In a press release issued Monday morning (8:00, CET +1) in Espoo, Finland, Nokia announced that it now expects its deal with Microsoft to transfer “substantially all of its Devices and Services business” to close in April 2014. That
makes misses the cut, just barely, for a “First Quarter 2014” transaction as was announced when the deal was first announced last September. Here’s the complete press release:
Nokia expects the sale of substantially all of its Devices & Services business to Microsoft to close in April 2014
Stock Exchange Release
March 24, 2014 at 08:00 (CET +1)
Espoo, Finland – Nokia today announced that it now expects the transaction whereby the company will sell substantially all of its Devices & Services business and license its patents to Microsoft to close in April 2014. This compares with Nokia’s previous expectation on the transaction closing in the first quarter of 2014, which Nokia communicated when the company first announced the transaction on September 3, 2013. Nokia and Microsoft remain committed to the transaction.

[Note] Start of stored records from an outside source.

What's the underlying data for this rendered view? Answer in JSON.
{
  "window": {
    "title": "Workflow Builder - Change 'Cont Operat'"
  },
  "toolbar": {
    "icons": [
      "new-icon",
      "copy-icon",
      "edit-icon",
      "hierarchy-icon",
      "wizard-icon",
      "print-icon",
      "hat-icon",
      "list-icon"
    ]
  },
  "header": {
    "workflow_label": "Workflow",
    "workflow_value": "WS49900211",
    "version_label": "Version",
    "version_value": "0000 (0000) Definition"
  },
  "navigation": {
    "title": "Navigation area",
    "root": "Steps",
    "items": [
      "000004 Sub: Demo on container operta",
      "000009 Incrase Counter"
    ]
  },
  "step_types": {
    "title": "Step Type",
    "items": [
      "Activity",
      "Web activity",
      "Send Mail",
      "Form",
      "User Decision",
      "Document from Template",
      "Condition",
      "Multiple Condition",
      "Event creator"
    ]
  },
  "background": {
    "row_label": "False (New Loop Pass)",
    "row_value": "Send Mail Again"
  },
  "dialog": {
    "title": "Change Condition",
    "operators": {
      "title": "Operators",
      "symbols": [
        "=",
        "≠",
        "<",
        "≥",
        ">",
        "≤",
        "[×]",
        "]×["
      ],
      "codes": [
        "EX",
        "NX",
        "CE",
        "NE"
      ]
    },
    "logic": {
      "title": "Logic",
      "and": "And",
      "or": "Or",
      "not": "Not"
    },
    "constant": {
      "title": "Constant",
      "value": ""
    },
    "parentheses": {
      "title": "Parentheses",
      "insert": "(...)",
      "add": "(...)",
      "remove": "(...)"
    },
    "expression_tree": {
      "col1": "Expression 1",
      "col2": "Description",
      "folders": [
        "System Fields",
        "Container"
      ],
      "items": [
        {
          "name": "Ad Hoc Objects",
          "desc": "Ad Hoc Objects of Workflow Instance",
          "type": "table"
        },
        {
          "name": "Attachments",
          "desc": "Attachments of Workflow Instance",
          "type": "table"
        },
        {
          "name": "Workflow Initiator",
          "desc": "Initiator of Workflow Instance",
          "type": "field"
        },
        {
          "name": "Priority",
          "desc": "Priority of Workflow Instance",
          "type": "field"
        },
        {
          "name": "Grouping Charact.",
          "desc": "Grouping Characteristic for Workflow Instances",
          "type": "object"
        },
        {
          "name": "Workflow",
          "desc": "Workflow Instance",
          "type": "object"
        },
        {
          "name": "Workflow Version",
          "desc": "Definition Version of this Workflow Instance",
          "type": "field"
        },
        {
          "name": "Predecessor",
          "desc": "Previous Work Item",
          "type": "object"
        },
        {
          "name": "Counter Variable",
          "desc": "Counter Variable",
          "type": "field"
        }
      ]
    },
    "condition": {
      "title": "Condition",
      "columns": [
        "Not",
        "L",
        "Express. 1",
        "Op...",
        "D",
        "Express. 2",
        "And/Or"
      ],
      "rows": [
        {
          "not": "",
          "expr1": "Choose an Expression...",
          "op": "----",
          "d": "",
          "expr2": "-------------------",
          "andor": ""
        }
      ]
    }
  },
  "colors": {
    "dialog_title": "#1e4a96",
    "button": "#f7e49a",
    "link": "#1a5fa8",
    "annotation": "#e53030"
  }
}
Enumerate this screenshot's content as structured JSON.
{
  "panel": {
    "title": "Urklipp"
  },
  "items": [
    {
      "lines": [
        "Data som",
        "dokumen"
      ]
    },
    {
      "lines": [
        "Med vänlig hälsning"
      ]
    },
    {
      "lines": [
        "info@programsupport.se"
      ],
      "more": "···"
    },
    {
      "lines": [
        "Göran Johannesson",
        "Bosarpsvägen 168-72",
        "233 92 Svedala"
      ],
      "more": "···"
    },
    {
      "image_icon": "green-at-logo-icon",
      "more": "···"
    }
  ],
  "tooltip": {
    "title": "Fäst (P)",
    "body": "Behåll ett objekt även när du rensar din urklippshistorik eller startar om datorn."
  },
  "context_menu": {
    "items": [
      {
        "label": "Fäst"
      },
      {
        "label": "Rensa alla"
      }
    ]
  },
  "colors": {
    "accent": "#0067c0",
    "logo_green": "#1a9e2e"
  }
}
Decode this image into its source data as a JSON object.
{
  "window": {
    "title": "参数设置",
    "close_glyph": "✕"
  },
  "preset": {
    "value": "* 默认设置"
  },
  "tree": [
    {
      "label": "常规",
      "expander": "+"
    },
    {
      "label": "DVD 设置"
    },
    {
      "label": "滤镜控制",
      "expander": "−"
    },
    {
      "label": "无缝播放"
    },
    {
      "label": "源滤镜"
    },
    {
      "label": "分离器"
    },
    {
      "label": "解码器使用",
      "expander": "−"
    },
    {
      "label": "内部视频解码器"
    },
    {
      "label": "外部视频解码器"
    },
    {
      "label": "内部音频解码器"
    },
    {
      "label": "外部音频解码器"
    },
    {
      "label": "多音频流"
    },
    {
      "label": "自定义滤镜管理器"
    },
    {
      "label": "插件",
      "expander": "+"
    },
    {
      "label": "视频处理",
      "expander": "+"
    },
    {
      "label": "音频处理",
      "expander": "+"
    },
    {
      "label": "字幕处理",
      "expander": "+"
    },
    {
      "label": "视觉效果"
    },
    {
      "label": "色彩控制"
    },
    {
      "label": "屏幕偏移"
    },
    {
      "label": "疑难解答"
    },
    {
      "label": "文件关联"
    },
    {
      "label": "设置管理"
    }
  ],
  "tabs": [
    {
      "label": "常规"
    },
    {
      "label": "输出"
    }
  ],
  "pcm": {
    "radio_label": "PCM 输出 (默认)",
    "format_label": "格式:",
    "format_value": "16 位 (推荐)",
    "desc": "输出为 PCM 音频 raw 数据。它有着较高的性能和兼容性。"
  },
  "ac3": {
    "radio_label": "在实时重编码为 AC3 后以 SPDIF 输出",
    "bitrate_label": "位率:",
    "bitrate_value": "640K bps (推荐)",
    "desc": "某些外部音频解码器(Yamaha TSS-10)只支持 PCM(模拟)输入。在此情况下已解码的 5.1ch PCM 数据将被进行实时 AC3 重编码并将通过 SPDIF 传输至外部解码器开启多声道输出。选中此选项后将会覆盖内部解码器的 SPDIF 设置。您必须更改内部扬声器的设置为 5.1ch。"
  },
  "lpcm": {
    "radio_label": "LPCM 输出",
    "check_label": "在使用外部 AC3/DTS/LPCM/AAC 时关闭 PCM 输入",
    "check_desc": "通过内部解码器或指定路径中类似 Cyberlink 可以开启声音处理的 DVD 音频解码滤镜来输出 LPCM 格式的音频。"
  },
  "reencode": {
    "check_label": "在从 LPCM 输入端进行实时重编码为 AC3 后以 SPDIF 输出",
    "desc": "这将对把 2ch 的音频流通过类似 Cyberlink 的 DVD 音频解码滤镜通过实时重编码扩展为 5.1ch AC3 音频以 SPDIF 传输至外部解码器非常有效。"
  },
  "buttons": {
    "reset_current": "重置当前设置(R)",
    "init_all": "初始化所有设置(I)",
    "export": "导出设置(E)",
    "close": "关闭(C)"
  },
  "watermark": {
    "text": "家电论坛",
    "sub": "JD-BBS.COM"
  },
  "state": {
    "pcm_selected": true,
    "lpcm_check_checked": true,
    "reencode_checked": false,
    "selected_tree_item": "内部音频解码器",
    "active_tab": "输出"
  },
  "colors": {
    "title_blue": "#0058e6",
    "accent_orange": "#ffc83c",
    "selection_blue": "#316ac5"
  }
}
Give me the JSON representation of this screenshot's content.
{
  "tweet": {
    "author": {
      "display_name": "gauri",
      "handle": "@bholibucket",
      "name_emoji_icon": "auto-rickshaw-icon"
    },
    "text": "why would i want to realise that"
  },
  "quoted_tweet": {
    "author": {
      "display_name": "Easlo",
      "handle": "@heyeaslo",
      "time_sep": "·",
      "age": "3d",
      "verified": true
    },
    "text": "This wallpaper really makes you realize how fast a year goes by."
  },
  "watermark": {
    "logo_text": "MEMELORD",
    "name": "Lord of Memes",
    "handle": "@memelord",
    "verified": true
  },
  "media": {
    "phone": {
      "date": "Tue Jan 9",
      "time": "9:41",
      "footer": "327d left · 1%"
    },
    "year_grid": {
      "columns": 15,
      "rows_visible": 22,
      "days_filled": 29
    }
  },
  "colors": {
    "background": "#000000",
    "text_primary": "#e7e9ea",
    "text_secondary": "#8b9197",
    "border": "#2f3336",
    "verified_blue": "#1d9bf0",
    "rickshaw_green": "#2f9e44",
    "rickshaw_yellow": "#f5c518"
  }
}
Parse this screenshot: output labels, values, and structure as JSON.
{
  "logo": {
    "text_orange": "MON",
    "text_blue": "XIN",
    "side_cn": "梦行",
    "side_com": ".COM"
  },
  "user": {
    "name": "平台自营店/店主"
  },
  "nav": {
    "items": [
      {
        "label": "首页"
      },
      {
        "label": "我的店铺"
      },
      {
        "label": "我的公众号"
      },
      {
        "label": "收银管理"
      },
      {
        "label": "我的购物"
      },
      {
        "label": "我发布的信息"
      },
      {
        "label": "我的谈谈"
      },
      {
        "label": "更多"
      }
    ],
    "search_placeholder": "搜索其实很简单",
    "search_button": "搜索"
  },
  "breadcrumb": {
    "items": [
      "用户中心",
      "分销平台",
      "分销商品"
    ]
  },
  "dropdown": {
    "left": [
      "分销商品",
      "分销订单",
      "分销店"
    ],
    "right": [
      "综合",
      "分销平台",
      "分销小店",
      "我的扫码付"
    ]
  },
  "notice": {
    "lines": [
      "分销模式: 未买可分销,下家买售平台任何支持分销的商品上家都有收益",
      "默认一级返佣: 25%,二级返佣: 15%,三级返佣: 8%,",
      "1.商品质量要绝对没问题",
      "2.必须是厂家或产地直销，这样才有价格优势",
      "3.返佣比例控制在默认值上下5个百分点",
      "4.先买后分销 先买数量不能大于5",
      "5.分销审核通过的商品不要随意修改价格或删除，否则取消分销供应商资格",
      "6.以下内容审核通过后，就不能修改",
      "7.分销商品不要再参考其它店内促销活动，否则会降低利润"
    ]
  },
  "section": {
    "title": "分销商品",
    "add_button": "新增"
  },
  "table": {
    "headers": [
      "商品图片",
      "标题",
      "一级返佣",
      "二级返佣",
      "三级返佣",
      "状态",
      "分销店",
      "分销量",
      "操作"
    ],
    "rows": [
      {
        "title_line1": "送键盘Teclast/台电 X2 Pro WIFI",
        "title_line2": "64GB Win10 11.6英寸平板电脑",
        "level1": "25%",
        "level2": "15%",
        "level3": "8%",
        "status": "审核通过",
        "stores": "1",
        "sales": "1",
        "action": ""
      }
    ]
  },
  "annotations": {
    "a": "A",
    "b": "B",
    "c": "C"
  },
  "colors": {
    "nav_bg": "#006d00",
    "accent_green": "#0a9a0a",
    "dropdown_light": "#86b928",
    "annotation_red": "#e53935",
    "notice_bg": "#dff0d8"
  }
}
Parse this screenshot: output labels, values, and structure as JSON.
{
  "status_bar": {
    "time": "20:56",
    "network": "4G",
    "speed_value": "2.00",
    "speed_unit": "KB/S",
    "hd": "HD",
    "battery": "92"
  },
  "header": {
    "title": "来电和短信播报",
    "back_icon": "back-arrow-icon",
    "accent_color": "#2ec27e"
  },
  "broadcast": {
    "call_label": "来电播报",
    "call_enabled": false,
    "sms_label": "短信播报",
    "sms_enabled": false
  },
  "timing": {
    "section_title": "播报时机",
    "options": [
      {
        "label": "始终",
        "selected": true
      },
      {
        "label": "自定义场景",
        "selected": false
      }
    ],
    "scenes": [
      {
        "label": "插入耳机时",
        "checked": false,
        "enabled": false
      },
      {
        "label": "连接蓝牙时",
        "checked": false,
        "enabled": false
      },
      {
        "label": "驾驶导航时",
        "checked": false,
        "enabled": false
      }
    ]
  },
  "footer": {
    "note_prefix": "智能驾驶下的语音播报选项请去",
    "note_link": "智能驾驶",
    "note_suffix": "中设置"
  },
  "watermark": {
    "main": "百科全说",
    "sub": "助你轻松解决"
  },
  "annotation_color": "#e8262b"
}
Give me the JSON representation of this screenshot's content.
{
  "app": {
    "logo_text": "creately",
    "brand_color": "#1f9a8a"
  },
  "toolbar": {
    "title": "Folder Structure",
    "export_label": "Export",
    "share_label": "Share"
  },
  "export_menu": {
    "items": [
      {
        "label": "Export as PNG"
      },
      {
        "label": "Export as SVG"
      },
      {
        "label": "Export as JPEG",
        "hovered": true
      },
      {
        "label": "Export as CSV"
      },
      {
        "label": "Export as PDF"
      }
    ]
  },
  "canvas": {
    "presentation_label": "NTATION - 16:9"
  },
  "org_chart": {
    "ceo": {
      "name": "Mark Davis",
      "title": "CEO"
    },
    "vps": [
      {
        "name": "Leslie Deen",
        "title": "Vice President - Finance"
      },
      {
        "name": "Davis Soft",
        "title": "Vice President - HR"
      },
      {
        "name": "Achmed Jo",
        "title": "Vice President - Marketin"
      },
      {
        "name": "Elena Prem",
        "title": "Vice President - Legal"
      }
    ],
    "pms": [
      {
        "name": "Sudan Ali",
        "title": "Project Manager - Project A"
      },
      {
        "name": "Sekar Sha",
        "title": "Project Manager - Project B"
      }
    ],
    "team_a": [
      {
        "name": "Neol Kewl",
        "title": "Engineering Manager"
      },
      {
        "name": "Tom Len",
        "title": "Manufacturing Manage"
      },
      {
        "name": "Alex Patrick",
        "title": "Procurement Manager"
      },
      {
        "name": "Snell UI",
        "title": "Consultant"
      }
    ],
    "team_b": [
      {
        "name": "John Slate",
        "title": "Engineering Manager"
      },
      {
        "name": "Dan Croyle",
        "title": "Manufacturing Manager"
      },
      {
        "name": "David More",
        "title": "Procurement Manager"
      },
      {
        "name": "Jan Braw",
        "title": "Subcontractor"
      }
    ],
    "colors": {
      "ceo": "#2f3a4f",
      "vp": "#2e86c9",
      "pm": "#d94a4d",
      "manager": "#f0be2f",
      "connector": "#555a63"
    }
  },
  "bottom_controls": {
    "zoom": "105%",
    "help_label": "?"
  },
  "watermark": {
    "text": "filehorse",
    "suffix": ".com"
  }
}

As previously communicated, the closing of the transaction is subject to regulatory approvals and other customary closing conditions. Nokia and Microsoft have already received most of the required regulatory approvals, including approvals from the European Commission and the U.S. Department of Justice. Furthermore, Nokia and Microsoft continue to make good progress related to the closing conditions and integration planning. However, the transaction is pending approvals from certain antitrust authorities in Asia which are still conducting their reviews.
Nokia and Microsoft continue to be confident that the transaction will close, resulting in the sale of substantially all of Nokia’s Devices & Services business to Microsoft, and both companies are working diligently to close the transaction as expeditiously as possible.
Nokia reiterates that ongoing tax proceedings in India have no bearing on the timing of the closing or the material deal terms of the anticipated transaction between Nokia and Microsoft.
Once the transaction is complete, former Nokia CEO Stephen Elop will come back to Microsoft where he worked for over 2 years prior to leaving to take job and moving Nokia on to a Windows Phone platform. He’ll head the Devices and Studios Engineering group at Microsoft, with current head of that group, Julie Larson-Green, heading to Applications and Services Engineering to work for Qi Lu.
Microsoft will face some immediate challenges once the sale is complete, perhaps the least of them to grow the Windows Phone business. Nokia has just launched its first Android powered phone, the Nokia X, which has just about everyone speculating on what Microsoft will do with Android in the house. Nokia also has a direct competitor to Microsoft’s Surface family of devices, the Nokia 2520, and how Surface and Nokia devices will co-exist is another burning question, yet to be answered.